UNIÓN EURODISNEY
Inmaculada MOMPÓ
Cada hombre es hijo de su época. Los niños castellanos del siglo XI se deleitaban escuchando a los trovadores cantar las hazañas de Rodrigo Díaz y los del XXI, en todo el mundo, se embelesan ante los largometrajes de la factoría Disney. Este detalle podría tomarse como uno de los puntos de fractura del mito optimista del progreso indefinido, aunque no es ésta la cuestión que hoy me ocupa. Soy débil ante las ilusiones de mis hijos y no me supe negar a su insistente demanda, de modo que no ha mucho visitamos la Disneylandia parisina, uno de los más acabados productos del innato talento yanqui para el espectáculo.
Franqueadas las verjas de acceso, ante los ojos del visitante se muestra sin ambages la clave de interpretación del parque en su totalidad: una plaza desde la que nace la “main street” recrea fielmente el corazón de una ciudad californiana de principios del siglo XX. Al menos, replica con fidelidad la idea que de tal escenario han forjado en nosotros los decorados del cine norteamericano. Los rótulos de los comercios y las indicaciones figuran inscritos en inglés, ese idioma al que inadecuadamente se llama “la lengua de Shakespeare” cuando debería de atribuirse su patronazgo a Theodore Roosevelt o a John Wayne. Para ser exactos, incluso han sido redactadas en inglés las indicaciones de los accesos reservados a la plantilla de la empresa: “Cast members only”. Diversos establecimientos en apenas un centenar de metros ofrecen comida – al menos, materia comestible - para llevar y, como no podía ser de otra forma, las especialidades de "fast food" satisfacen hasta la última exigencia del paladar más atrofiado y del estómago peor acostumbrado.
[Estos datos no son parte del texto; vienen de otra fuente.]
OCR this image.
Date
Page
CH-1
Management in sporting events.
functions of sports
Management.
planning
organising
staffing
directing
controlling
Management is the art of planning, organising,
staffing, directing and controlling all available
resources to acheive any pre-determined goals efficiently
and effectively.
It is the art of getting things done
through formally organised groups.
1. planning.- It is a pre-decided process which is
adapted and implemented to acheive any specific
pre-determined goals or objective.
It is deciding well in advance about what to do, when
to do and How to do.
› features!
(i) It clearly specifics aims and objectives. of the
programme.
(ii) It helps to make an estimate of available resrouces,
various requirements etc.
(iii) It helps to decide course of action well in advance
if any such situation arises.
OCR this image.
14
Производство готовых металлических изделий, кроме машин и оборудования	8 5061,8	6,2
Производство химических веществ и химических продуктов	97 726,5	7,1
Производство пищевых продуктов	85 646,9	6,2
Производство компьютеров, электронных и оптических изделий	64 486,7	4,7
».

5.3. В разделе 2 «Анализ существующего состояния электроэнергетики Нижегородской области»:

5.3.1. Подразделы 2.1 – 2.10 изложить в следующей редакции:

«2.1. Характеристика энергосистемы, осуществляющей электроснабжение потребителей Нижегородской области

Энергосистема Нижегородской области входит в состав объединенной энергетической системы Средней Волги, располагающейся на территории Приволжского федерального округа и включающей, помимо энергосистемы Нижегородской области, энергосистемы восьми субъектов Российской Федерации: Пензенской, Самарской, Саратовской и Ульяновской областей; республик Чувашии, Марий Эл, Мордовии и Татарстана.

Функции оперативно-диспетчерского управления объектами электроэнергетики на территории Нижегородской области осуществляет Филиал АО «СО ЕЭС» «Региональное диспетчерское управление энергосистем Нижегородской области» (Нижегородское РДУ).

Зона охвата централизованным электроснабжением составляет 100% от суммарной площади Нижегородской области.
En realidad, por más que EuroDisney se ubique geográficamente en las cercanías de París, se halla espiritualmente enclavado en Hollywood.
Más allá de las anécdotas, el descomunal parque de atracciones sorprende a quienes lo visitan por vez primera y no a todos por idénticos motivos. En mi caso, quedé fascinada por el casi perfecto trasunto que ofrece de la Unión Europea. La postiza imitación de todo cuanto evoca a los Estados Unidos, a su desquiciado y ostentoso estilo de vida, se adueña paulatinamente de este planeta. Esta vieja Europa hace ya mucho tiempo que renunció a crear, confunde la felicidad con la risa y - como cuna de la modernidad que es - asimila vorazmente cuanto de huero e inane en el mundo existe. La Europa que presenció su propio crepúsculo en el siglo XVI se engaña a sí misma al creerse renacida bajo la bandera estrellada de la Unión Europea. Porque esa Unión constitutivamente laica, campeona de la inmanencia e idólatra de la opulencia, no pasa de ser el espíritu de Gil Pato materializado en Derecho administrativo y mercantil.
La Unión Europea del siglo XXI disimula su agonía demográfica con la masiva importación de mano de obra barata y, de tal guisa, remeda el “melting pot” multicultural norteamericano, magníficamente representado en la plantilla laboral de EuroDisney. Es notable, en Europa en general y en EuroDisney muy particularmente, la correlación étnico-laboral que determina una relación inversamente proporcional entre la pigmentación epidérmica y la calidad de los puestos de trabajo.
El orden económico europeo precisa del fomento de nuevas necesidades, inducidas y falsas por igual, y del creciente consumo de todo tipo de productos esencialmente inútiles. No puede detenerse el ciclo productivo y cuando la técnica satisface cumplidamente las necesidades básicas, las necesarias y hasta las convenientes la lógica del mercado dirige a los consumidores, convencidos de ser nada menos que ciudadanos libres, hacia lo trivial, lo superfluo y lo inane. Qué se vende y por qué se compra son hoy preguntas absurdas cuya formulación está fuera de lugar. Es irrelevante plantearse por qué existe, quién fija y por qué cambia incesantemente la moda en el vestir. O por qué las grandes estrellas musicales carecen patentemente de facultades artísticas. O cuál es el motivo de que los juguetes infantiles hayan convertido a los niños europeos en apéndices y terminales tecnotrónicos. La única lógica vigente y el auténtico imperativo de nuestra época son los que impulsan en incesante expansión la espiral del consumo de materias primas, recursos técnicos y mano de obra. EuroDisney exhibe en sus galerías comerciales – en sus "shoppings" - la quintaesencia de este estilo europeo de vida tosco y vulgar, aunque allí lo denominan “merchandising”.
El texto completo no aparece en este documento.